BNG Colin (Dusty) Hind at the opening of The African Collection: Our People, Our Places, Our Stories at the Bermuda National Gallery, March 2022.
Photograph by Brandon Morrison.

BNG: When did you first visit Africa and how did the experience affect you?


DH: It was 1984. Barbara saw a poster at the Bermuda Library on Queen St. entitled ‘Come with me to Africa.’ It had been posted by Cyril Packwood, the Head Librarian, previously a professor at Chicago University. It promoted a group tour of Egypt through the African American Studies Programme. I called him and asked if we qualified as neither of us were African or American. His answer was classic… “Of course you can come – we’ll just call you our token Anglo-Saxons!” Three fabulous weeks all over Egypt ensued. Thirteen of us lead by Cyril and his wife Dorothy. Botswana and South Africa a year later. How did I feel? Like I was home.

Since starting the Crisson & Hind Gallery in 1999, my wife and I have visited over a dozen African countries and have returned to Zimbabwe many, many times. Africa has become an obsession.

A visitor examines the artworks on display in The African Collection: Our People, Our Places, Our Stories. Photograph by Brandon Morrison.

BNG: What was the first piece of African art that you bought?


DH: This is a starkly clear recollection. It was January 1983, a Saturday in New York. I went to see the new Rockefeller Wing at the Metropolitan Museum in the early afternoon, which was displaying a collection of predominantly African works. The wing had recently been opened and housed works from Nelson Rockefeller’s personal collection of tribal art, which had transferred to the Met a couple of years earlier after the closure of the Museum of Primitive Art NYC which Rockefeller had established in 1954.

I was struck by the caption on one of the first objects I encountered there, a ‘fire-spitter’ mask of the Senufo People, which described the materials as being made from as ‘wood, metal, pigment, blood and sacrificial materials’. I had an overwhelming sense of ignorance and yet the object exuded power and mystery.

I left the Rockefeller Wing, purchased a book on the collection, went to the café and read it cover to cover. Armed with the tiniest bit of knowledge, I returned to the Rockefeller Wing but was told that it would be closing shortly so I returned the next morning. I spent the whole day with the collection, except for a short break for lunch, until the same guard told me that that it was nearing 5:00pm and time to leave.

Later that evening, walked up Broadway to about 54th Street. It was almost midnight on a cold Sunday night and the street was empty, but the lights were on at the Wright Gallery. The owner was stocktaking.
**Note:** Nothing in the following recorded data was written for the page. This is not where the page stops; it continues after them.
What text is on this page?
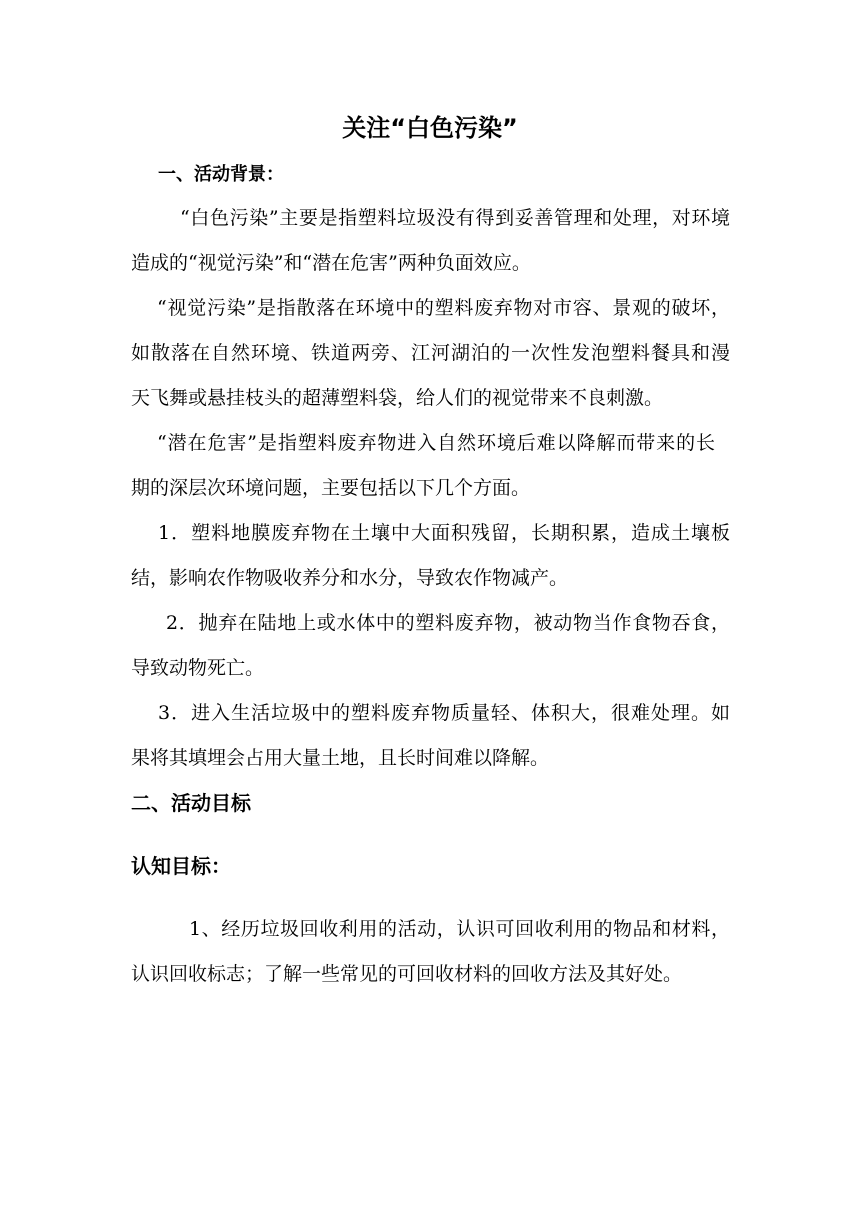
关注“白色污染”
一、活动背景：
“白色污染”主要是指塑料垃圾没有得到妥善管理和处理，对环境
造成的“视觉污染”和“潜在危害”两种负面效应。
“视觉污染”是指散落在环境中的塑料废弃物对市容、景观的破坏，
如散落在自然环境、铁道两旁、江河湖泊的一次性发泡塑料餐具和漫
天飞舞或悬挂枝头的超薄塑料袋，给人们的视觉带来不良刺激。
“潜在危害”是指塑料废弃物进入自然环境后难以降解而带来的长
期的深层次环境问题，主要包括以下几个方面。
1．塑料地膜废弃物在土壤中大面积残留，长期积累，造成土壤板
结，影响农作物吸收养分和水分，导致农作物减产。
2．抛弃在陆地上或水体中的塑料废弃物，被动物当作食物吞食，
导致动物死亡。
3．进入生活垃圾中的塑料废弃物质量轻、体积大，很难处理。如
果将其填埋会占用大量土地，且长时间难以降解。
二、活动目标
认知目标：
1、经历垃圾回收利用的活动，认识可回收利用的物品和材料，
认识回收标志；了解一些常见的可回收材料的回收方法及其好处。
He let me in, only to discover that the place was packed with African Tribal Art. I purchased my first piece of African Art….a Baule mask that is still my favorite work in our collection, which has now grown to 40 masks.

A selection of masks from the Bermuda National Gallery’s permanent collection of African art. Photograph by Brandon Morrison.
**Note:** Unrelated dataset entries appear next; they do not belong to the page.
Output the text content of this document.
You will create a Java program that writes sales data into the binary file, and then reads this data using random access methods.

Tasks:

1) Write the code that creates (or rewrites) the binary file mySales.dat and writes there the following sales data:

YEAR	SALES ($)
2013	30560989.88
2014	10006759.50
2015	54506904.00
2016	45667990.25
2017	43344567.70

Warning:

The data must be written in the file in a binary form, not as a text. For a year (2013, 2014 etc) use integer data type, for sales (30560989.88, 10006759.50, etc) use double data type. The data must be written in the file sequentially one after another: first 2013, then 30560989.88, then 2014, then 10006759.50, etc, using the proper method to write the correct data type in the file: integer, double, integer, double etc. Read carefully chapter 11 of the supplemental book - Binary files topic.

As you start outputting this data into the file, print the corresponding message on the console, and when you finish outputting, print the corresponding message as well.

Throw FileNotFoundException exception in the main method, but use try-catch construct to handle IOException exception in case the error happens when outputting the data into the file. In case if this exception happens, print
BNG: How long have been collecting African art and how has your collection grown over the years?

DH: My wife Barbara and I have been collecting African Tribal Art for almost forty years. That’s half of my life. We ran out of space years ago. So, any additions require deep debate. Most Art collections consist of paintings, drawings, maps – two-dimensional art, hanging on the walls. Most African tribal art, however, consists of objects made of wood, terracotta, bronze or stone. It fills a volume. It requires a major re-think on living with art.

The paintings, sculptures and artifacts have become friends, lodgers, family members and windows that share occupancy with us; sometimes impinging on our space, demanding to be moved, needing a little pampering or surprising us with a new revelation….an angle we hadn’t seen before. Living with this art is a joy and a privilege.

The African Collection: Our People, Our Places, Our Stories is on display at the Bermuda National Gallery through to May.